Zurich / Milan

Not Vital

De Pury & Luxembourg / Galleria Cardi & Co.

Even the most accurate representation or display of an object taken directly from reality acquires a further, metaphorical sense as soon as it is transported into the domain of art. So nothing is more surprising than an encounter with work that succeeds in escaping metaphor, or at least—as with one of the three large installations in two recent exhibitions by Not Vital, which also included a series of sculptures or objects—in handling it in an unusual fashion. One of the installations in Zurich was titled The Golden Calf, 2001—an allusion, of course, to the biblical tale in Exodus in which the Hebrews, awaiting the return of Moses, become worshipers of an idol they've made. Not Vital placed a life-size statue of a calf at the center of the room in Zurich, and the relevant passage of scripture, in Hebrew, ran along the bottom of the walls. The statue of the golden calf was the real thing: fourteen kilos of eighteen-karat gold. When the definition, the appearance, and the essence of the work coincide, the viewer is brought back to a unity that, at the time of Joseph Kosuth's One and three chairs, 1965, seemed irremediably divided: words from images, images from things.

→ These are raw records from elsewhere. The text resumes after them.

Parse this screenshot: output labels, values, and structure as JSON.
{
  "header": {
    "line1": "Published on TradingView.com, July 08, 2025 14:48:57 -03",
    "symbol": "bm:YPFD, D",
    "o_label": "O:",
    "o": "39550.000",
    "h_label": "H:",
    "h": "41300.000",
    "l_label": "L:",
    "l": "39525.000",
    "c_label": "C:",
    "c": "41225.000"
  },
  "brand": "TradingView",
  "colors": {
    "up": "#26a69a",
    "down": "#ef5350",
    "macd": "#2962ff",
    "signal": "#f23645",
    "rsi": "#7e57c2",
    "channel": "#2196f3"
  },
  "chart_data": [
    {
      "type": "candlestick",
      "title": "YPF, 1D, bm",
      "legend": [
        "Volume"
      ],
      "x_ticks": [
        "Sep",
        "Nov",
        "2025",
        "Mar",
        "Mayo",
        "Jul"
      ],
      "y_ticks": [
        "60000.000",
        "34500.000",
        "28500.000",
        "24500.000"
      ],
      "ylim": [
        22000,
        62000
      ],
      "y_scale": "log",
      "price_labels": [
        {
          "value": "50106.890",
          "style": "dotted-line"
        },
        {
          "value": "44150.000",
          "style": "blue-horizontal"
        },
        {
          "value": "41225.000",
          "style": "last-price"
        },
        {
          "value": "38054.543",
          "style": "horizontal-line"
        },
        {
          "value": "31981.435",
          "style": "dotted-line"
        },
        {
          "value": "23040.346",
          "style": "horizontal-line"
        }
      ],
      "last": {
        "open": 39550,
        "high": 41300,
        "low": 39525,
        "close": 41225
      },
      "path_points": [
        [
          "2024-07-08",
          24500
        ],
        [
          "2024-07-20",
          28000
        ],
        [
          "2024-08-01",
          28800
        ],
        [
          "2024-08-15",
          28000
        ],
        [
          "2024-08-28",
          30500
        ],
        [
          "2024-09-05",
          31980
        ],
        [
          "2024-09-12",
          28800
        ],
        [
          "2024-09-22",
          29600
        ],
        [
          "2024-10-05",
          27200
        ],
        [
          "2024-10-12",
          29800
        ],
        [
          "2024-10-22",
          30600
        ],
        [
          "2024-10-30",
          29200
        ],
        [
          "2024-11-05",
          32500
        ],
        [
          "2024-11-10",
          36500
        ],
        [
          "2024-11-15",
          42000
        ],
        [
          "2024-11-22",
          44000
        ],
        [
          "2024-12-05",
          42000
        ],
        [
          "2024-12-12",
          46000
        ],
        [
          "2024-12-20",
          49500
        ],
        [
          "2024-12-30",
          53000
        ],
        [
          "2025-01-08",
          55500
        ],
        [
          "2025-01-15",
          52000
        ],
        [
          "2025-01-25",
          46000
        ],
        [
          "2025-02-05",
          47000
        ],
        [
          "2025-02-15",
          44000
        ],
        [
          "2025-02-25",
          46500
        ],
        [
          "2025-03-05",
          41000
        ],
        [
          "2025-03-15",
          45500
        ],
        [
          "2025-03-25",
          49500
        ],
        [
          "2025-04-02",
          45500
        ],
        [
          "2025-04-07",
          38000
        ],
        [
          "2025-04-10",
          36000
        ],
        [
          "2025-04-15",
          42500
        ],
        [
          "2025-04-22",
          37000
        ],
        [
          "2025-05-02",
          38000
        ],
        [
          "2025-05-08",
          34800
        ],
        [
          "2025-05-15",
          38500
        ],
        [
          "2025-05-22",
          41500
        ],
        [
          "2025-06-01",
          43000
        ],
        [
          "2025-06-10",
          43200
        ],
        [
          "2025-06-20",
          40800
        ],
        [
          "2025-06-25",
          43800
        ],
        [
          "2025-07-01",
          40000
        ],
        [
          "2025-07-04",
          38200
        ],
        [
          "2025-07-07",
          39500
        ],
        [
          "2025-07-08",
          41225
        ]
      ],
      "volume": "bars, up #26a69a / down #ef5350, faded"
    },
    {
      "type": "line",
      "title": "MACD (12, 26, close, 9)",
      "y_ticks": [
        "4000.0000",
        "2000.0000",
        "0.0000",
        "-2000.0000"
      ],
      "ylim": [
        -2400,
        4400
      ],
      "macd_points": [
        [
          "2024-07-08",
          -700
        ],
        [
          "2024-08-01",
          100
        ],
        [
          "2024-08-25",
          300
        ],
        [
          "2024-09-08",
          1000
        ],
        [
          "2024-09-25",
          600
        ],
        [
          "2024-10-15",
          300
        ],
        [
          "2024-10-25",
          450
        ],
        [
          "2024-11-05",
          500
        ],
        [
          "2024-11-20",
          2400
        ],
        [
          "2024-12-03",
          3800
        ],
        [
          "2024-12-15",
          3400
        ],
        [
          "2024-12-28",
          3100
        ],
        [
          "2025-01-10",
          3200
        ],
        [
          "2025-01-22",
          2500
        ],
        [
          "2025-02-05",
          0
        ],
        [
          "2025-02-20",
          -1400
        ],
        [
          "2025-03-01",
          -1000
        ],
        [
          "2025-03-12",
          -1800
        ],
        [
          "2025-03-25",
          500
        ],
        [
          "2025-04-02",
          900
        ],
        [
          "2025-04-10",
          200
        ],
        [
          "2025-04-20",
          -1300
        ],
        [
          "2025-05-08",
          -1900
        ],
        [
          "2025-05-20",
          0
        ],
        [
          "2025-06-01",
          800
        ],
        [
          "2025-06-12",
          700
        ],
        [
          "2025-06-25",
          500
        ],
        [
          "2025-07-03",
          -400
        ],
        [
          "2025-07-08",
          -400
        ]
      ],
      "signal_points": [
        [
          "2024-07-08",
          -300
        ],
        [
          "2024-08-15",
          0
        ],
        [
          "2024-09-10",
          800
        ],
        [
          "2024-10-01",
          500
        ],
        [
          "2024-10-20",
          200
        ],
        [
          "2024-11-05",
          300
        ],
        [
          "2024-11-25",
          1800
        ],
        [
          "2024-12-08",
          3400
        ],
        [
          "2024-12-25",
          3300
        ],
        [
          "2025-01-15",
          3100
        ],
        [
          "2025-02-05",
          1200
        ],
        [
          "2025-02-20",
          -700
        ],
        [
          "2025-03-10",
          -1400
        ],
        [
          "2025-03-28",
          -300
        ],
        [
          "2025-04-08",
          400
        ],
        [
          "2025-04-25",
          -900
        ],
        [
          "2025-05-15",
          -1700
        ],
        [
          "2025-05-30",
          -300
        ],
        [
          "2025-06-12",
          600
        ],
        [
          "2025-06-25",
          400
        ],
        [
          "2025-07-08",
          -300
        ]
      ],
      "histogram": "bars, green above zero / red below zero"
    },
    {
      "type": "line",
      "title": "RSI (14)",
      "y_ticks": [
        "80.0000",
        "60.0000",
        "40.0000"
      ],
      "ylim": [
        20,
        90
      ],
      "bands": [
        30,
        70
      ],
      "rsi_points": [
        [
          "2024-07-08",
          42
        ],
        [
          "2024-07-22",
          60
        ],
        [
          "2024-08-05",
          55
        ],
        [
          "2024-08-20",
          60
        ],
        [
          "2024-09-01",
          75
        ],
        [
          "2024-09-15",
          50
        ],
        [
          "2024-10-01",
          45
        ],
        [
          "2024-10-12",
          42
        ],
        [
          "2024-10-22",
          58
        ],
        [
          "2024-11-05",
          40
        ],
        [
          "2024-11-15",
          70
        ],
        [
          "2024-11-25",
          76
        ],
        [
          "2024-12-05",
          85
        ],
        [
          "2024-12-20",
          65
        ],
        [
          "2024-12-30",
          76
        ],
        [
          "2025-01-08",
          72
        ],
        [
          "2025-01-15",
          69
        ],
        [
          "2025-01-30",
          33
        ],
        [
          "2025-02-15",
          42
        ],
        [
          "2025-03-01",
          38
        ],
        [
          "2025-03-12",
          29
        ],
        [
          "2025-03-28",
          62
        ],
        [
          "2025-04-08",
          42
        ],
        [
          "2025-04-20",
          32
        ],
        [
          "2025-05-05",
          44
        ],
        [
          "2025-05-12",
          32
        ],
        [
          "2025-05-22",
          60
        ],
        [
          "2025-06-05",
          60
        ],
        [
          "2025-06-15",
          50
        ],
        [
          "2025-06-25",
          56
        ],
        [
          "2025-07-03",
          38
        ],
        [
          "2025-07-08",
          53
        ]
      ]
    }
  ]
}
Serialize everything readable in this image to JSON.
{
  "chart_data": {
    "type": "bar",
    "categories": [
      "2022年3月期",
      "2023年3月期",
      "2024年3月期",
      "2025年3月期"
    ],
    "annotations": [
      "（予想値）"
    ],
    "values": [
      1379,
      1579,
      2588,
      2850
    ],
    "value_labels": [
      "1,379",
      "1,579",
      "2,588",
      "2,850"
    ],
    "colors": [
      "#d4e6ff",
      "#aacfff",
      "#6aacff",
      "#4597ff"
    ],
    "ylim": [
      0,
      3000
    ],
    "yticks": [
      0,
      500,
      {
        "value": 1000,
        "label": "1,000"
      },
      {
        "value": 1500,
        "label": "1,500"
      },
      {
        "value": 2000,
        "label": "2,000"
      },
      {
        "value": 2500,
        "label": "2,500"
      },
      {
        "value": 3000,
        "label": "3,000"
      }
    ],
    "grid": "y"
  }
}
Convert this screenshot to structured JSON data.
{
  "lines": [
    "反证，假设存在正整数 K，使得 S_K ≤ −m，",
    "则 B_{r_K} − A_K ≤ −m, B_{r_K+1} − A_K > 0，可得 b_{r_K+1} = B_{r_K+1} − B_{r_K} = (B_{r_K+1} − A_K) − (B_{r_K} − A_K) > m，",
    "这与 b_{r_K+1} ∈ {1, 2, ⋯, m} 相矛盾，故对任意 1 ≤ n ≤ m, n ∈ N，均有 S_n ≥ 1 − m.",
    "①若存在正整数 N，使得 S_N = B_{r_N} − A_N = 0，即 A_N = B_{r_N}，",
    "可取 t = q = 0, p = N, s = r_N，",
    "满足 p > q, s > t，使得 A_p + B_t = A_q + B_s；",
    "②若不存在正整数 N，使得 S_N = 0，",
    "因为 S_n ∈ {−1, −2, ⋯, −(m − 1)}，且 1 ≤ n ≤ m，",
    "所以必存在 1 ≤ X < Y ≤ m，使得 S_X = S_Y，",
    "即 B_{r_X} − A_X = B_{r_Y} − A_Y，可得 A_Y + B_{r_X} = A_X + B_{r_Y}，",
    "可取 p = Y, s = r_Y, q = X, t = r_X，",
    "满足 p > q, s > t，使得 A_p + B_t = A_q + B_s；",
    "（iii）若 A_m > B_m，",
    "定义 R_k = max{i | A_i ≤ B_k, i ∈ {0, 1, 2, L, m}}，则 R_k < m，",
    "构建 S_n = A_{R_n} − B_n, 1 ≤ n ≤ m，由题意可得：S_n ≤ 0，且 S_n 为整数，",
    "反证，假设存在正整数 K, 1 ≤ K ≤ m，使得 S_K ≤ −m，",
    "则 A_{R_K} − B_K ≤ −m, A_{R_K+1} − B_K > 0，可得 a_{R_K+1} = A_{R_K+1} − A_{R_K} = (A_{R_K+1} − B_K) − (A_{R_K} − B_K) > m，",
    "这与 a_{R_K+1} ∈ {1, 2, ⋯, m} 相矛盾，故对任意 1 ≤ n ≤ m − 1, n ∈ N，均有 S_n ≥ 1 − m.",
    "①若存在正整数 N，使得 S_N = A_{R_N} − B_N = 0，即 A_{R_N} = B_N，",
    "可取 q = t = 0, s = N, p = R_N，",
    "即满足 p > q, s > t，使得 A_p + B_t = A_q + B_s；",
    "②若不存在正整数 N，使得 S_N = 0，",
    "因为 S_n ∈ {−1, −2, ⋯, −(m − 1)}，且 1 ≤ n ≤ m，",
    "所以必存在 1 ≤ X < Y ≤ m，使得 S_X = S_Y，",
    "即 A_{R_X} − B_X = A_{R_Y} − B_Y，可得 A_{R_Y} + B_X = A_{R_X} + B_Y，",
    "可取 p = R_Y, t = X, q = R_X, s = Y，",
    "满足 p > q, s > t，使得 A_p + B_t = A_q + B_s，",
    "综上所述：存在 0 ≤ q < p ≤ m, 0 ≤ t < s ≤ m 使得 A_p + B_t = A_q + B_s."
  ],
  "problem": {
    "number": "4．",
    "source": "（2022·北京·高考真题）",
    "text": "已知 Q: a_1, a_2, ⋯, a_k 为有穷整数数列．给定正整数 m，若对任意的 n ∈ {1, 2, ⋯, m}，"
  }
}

But we would be mistaken to consider Not Vital's work a conceptual piece about language. Even if The Golden Calf owes its energy to this synthesis of name, image, and object, the work also operates on other levels of evocation, playing (as this artist's work always does) with the memory of an exotic place, the high Alpine mountain setting in which he grew up in the village of Engadine. Thus the calf is the biblical memory that mixes with the reality of a boy's rural surroundings, a reality full of calves, just as it is full of snowballs, play, and magical playthings. Seven hundred irregular spheres of white glass were sheathed within envelopes of transparent glass—snowballs preserved for eternity rather than consigned to the transience of their melting.

A love for places from the artist's own life and the evocative power that these convey were also seen in the exhibition in Milan, entitled “Voglio mostrare le mie montagne” (I want to show my mountains), echoing Giovanni Segantini and Joseph Beuys, both of whom said “I want to see my mountains.” This show included a series of three-dimensional masses in bright white marble that reproduced the mountains around Engadine. Although speaking of a sculpture of a mountain may sound somewhat strange, just as it is strange to think about a portrait of a mountain, that is just what it is: a sculptural portrait of a series of mountains. While we have become accustomed to mountain landscapes, from Romanticism on, we may still be surprised by the idea of “mountain portraits,” although each mountain has its own specific character, its own physiognomy. In all of Not Vital's work, a linguistic shift is effected that revolves around the concept of the image of reality and its metaphor. The mountain is composed of stone, and so is its image (even if there is not even a bit of statuary marble in Engadine itself). In rural culture the mountain is anthropomorphic, and so—marble being the material of the portrait and the figure—the sculptural material turns it into a person; a landscape is transformed into an individual.